Neu sind die Werbetafeln, die ab sofort beim Trainergespräch nach den Spielen zum Einsatz kommen und die von Karl-Heinz Raster mit den entsprechenden Sponsoren-Logos bestückt wurden. Unterschiedlicher hätten die Stimmungslagen der beiden Trainer bei der Fragerunde nicht sein können. Während Willstätts Coach Ole Andersen ("es war ein verdienter Sieg der Gastgeber") seine Enttäuschung nicht verbergen konnte, war TVS-Trainer Sandro Catak angesichts des ersten Saisonsiegs überglücklich.
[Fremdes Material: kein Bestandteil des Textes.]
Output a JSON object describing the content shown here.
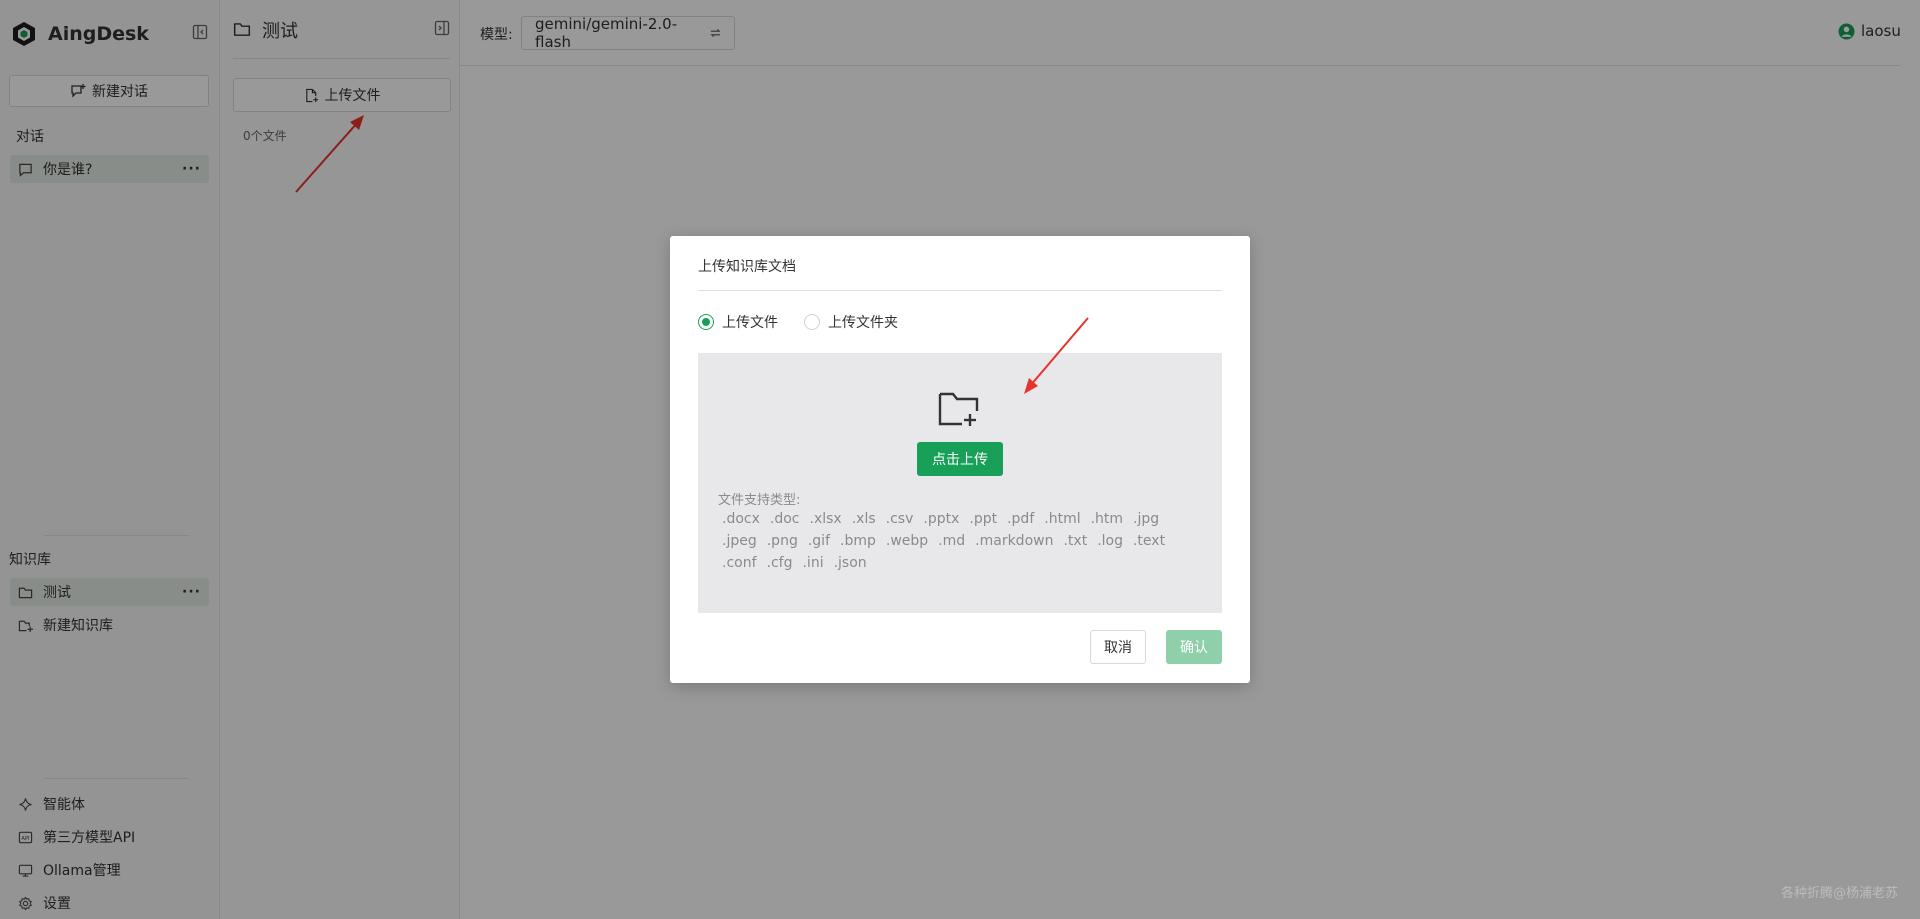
{
  "app": {
    "name": "AingDesk"
  },
  "sidebar": {
    "new_chat_label": "新建对话",
    "chats_title": "对话",
    "chats": [
      {
        "label": "你是谁?"
      }
    ],
    "kb_title": "知识库",
    "knowledge_bases": [
      {
        "label": "测试"
      }
    ],
    "new_kb_label": "新建知识库",
    "bottom": [
      {
        "label": "智能体",
        "icon": "sparkle-icon"
      },
      {
        "label": "第三方模型API",
        "icon": "api-icon"
      },
      {
        "label": "Ollama管理",
        "icon": "monitor-icon"
      },
      {
        "label": "设置",
        "icon": "gear-icon"
      }
    ],
    "more_glyph": "···"
  },
  "kb_panel": {
    "title": "测试",
    "upload_label": "上传文件",
    "file_count": "0个文件"
  },
  "header": {
    "model_label": "模型:",
    "model_value": "gemini/gemini-2.0-flash",
    "user": "laosu"
  },
  "modal": {
    "title": "上传知识库文档",
    "radio_file": "上传文件",
    "radio_folder": "上传文件夹",
    "upload_button": "点击上传",
    "filetypes_label": "文件支持类型:",
    "filetypes": [
      ".docx",
      ".doc",
      ".xlsx",
      ".xls",
      ".csv",
      ".pptx",
      ".ppt",
      ".pdf",
      ".html",
      ".htm",
      ".jpg",
      ".jpeg",
      ".png",
      ".gif",
      ".bmp",
      ".webp",
      ".md",
      ".markdown",
      ".txt",
      ".log",
      ".text",
      ".conf",
      ".cfg",
      ".ini",
      ".json"
    ],
    "cancel": "取消",
    "confirm": "确认"
  },
  "watermark": "各种折腾@杨浦老苏",
  "colors": {
    "accent": "#18a058",
    "accent_disabled": "#8fd0ab",
    "active_item_bg": "#e3ece6",
    "annotation_arrow": "#e8322c"
  }
}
Die Ballspende kam diesmal von Dieter Jurack (merci Dieter!), Vorsitzender des Fördervereins – Nachahmer sind erwünscht.

Das 100. Tor des TVS in der laufenden Drittliga-Saison erzielte gegen Willstätt Maximilian Strüwing. Es war der Treffer zum  24:20-Zwischenstand. Dafür gab es von TVS-Getränkelieferant Jürgen Pfeifer einen Kasten Franz-Bier. Dafür vielen Dank Jürgen!

Es hat also am Freitag alles gepasst in der Rheintalhalle. Und schon mal zum Vormerken: Nach der Auswärtspartie am kommenden Samstag in Leutershausen steht bereits der nächste Freitagstermin im Kalender: Am 7. Oktober kommt der südbadische Mitaufsteiger SG Köndringen/Teningen zum Drittliga-Spiel nach Sandweier. Anpfiff ist um 20.30 Uhr.